Editorial: Blair’s Departure

Author: 
11 May 2007
Publication Date: 
Fri, 2007-05-11 03:00

It was his Middle East policy that brought about the end of Tony Blair’s ten-year premiership. While Iraq was his greatest blunder, it was his refusal last summer to condemn Israel’s assault on the Lebanon which triggered his downfall. Labour party MPs had had enough of their now deeply unpopular and untrusted leader and his slavish support for US interests. Whatever Israel’s excuse for the attack, no civilized nation could sit back while its warplanes laid waste a neighboring country and scattered deadly cluster bombs across southern Lebanon. They demanded that Blair set a date for his departure. To his later regret, in September he promised publicly to be gone within the year. Yesterday he honored that commitment. By the end of June, his party will have elected his successor, almost certainly Finance Minister Gordon Brown.

History will deal kindly with Blair’s domestic achievements. He pushed through partial self-government for Scotland and Wales and last week finally saw the restart of Northern Ireland Assembly with powers once more devolved from London to local politicians. Indeed, the patient steering of the Northern Ireland peace process in the once violence-torn UK province may turn out to be Blair’s major political achievement. Elsewhere, his domestic record is patchy. Education, the key plank of his early policies has been a disaster despite massive funding. Too many government targets have demoralized teachers and too many British kids continue to leave school with minimal levels of literacy and numeracy that would shame a Third World country. Despite billions thrown at the British health sector, service remains poor with too much money going onto burgeoning bureaucracy.

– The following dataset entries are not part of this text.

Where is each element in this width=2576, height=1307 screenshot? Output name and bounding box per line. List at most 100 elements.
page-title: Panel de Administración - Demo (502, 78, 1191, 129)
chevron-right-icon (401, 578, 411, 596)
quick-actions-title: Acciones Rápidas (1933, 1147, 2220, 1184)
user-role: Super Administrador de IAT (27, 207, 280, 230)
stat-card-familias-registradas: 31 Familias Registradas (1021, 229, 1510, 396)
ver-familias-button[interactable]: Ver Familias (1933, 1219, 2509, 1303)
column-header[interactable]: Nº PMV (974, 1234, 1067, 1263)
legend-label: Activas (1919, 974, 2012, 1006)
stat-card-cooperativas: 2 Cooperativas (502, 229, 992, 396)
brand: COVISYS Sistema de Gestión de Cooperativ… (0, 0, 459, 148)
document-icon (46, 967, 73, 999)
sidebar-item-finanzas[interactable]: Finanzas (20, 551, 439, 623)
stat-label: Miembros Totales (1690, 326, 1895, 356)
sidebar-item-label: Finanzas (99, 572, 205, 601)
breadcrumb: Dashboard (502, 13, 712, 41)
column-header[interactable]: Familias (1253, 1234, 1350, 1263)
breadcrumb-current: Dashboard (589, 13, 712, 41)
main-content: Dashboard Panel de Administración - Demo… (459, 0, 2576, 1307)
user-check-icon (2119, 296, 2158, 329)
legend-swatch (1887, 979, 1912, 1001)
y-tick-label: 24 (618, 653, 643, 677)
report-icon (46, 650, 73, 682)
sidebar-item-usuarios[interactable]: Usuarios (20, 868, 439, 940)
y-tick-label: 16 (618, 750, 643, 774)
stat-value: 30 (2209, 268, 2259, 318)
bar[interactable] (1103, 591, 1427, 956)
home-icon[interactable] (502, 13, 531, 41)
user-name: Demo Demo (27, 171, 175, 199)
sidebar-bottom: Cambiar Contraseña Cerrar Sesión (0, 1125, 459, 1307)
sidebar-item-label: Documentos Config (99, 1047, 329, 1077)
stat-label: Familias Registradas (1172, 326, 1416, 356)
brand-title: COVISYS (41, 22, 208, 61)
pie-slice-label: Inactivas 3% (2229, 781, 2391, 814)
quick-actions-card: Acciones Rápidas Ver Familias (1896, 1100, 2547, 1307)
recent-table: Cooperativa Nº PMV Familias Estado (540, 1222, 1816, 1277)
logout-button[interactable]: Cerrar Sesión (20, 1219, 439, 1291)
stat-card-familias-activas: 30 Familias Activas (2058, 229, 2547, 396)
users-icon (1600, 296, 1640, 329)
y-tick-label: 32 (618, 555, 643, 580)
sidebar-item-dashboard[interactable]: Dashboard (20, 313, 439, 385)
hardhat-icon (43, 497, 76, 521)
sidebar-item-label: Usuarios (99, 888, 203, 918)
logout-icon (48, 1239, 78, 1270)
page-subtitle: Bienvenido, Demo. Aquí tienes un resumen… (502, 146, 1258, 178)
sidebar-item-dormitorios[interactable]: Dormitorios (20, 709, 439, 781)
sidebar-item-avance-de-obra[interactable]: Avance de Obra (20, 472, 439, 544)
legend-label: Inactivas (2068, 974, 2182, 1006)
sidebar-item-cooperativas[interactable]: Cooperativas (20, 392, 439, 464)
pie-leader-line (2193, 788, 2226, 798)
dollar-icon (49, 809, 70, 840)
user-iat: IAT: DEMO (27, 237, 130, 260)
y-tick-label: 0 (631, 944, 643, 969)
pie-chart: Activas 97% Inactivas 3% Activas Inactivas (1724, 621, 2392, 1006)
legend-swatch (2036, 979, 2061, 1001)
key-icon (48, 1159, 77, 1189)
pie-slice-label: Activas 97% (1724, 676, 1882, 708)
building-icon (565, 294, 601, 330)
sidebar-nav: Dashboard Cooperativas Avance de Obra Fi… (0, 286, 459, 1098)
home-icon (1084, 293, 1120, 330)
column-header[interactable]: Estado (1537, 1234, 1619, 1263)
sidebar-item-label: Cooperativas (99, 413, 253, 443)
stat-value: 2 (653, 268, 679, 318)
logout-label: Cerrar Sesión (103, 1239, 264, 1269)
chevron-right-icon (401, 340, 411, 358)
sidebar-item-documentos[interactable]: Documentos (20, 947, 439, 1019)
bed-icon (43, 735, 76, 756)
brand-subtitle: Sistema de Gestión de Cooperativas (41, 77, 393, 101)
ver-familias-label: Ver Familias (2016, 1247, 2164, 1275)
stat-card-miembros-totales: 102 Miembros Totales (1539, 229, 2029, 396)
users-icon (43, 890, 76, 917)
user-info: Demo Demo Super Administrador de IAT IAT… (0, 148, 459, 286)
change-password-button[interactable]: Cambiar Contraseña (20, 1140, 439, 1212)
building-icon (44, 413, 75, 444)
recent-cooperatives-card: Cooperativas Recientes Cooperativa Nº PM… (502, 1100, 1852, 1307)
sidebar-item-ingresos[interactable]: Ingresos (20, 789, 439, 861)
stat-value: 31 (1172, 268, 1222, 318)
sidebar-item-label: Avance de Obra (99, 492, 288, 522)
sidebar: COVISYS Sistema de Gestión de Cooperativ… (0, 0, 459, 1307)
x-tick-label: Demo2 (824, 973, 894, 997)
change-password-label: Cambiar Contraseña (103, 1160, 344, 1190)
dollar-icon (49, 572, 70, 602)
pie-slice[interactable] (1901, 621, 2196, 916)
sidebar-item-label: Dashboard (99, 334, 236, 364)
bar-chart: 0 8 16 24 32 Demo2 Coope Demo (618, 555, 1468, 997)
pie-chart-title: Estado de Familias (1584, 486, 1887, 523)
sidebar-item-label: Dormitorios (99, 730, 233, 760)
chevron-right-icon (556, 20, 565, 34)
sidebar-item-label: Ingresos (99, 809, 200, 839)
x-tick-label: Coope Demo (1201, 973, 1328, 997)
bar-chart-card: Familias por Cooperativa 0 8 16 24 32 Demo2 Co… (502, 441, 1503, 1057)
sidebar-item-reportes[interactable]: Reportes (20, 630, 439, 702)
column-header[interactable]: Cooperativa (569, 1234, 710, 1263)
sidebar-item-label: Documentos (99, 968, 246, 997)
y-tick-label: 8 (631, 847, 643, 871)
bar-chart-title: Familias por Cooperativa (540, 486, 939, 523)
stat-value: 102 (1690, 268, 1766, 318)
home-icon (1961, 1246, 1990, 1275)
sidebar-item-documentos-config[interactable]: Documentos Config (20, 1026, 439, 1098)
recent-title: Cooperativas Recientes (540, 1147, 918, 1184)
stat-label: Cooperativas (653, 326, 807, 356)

Blair might, however, still have been around to try and tackle these problems had it not been for the cardinal error of following an ignorant President Bush in the Iraq invasion. The lies that both men used to justify attacking Saddam carried on into their own wishful thinking about how Iraq would respond once the dictator was ousted. Whatever anxieties expressed by his Foreign Office Arabists that Blair may have passed on to Bush in private, publicly he backed the president consistently. The Blair memoirs, which will earn him a multimillion dollar advance may, if they are candid, throw a sharp light on the addled thinking in the Bush administration. And yesterday in his resignation speech Blair did begin to show some candor.

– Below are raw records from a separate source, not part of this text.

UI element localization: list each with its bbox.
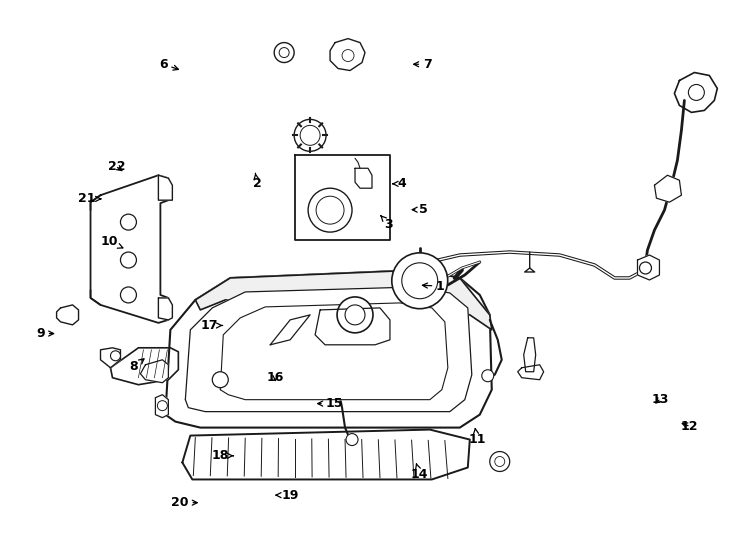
- Circle shape: [337, 297, 373, 333]
- Circle shape: [401, 263, 437, 299]
- Text: 17: 17: [200, 319, 222, 332]
- Text: 8: 8: [130, 359, 144, 374]
- Text: 11: 11: [468, 429, 486, 446]
- Polygon shape: [295, 156, 390, 240]
- Polygon shape: [655, 176, 681, 202]
- Text: 3: 3: [381, 215, 393, 231]
- Circle shape: [279, 48, 289, 58]
- Circle shape: [490, 451, 509, 471]
- Circle shape: [275, 43, 294, 63]
- Circle shape: [300, 125, 320, 145]
- Text: 22: 22: [108, 160, 126, 173]
- Text: 20: 20: [172, 496, 197, 509]
- Circle shape: [316, 196, 344, 224]
- Circle shape: [639, 262, 652, 274]
- Polygon shape: [195, 270, 492, 330]
- Polygon shape: [355, 168, 372, 188]
- Circle shape: [294, 119, 326, 151]
- Circle shape: [495, 456, 505, 467]
- Circle shape: [392, 253, 448, 309]
- Polygon shape: [186, 287, 472, 411]
- Polygon shape: [675, 72, 717, 112]
- Circle shape: [345, 305, 365, 325]
- Polygon shape: [517, 364, 544, 380]
- Circle shape: [482, 370, 494, 382]
- Circle shape: [120, 287, 137, 303]
- Polygon shape: [159, 176, 172, 200]
- Circle shape: [212, 372, 228, 388]
- Text: 9: 9: [37, 327, 54, 340]
- Text: 10: 10: [101, 235, 123, 248]
- Polygon shape: [90, 176, 168, 323]
- Circle shape: [342, 50, 354, 62]
- Polygon shape: [159, 298, 172, 320]
- Polygon shape: [638, 255, 659, 280]
- Polygon shape: [330, 38, 365, 71]
- Text: 5: 5: [413, 203, 428, 216]
- Circle shape: [688, 84, 705, 100]
- Text: 21: 21: [79, 192, 101, 205]
- Circle shape: [120, 214, 137, 230]
- Polygon shape: [111, 348, 178, 384]
- Text: 14: 14: [411, 464, 429, 481]
- Text: 4: 4: [393, 177, 407, 190]
- Polygon shape: [101, 348, 120, 368]
- Circle shape: [346, 434, 358, 445]
- Text: 15: 15: [318, 397, 343, 410]
- Polygon shape: [182, 430, 470, 480]
- Text: 6: 6: [159, 58, 178, 71]
- Text: 1: 1: [423, 280, 445, 293]
- Circle shape: [120, 252, 137, 268]
- Polygon shape: [523, 338, 536, 372]
- Text: 7: 7: [414, 58, 432, 71]
- Circle shape: [157, 401, 167, 410]
- Text: 13: 13: [651, 393, 669, 406]
- Text: 19: 19: [276, 489, 299, 502]
- Text: 16: 16: [266, 371, 284, 384]
- Polygon shape: [57, 305, 79, 325]
- Polygon shape: [165, 270, 492, 428]
- Circle shape: [308, 188, 352, 232]
- Text: 18: 18: [212, 449, 233, 462]
- Text: 12: 12: [680, 420, 698, 433]
- Circle shape: [111, 351, 120, 361]
- Polygon shape: [156, 395, 168, 417]
- Polygon shape: [220, 303, 448, 400]
- Text: 2: 2: [252, 173, 261, 190]
- Polygon shape: [140, 360, 168, 383]
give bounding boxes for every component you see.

He came as close as he ever has to apologizing for the failures of Iraq. This was not of course an apology to the Iraqi people. He was simply trying out the idea of being nobly, perhaps even heroically, wrong in the eyes of British electorate. He also said he regretted “the blowback” in Iraq. He probably didn’t mean the “blowback” of terrorist bombs that slaughter and maim hundreds of Iraqis each and every week. More likely this master of spin was referring to the damage that his catastrophic misjudgment had inflicted on his personal political reputation.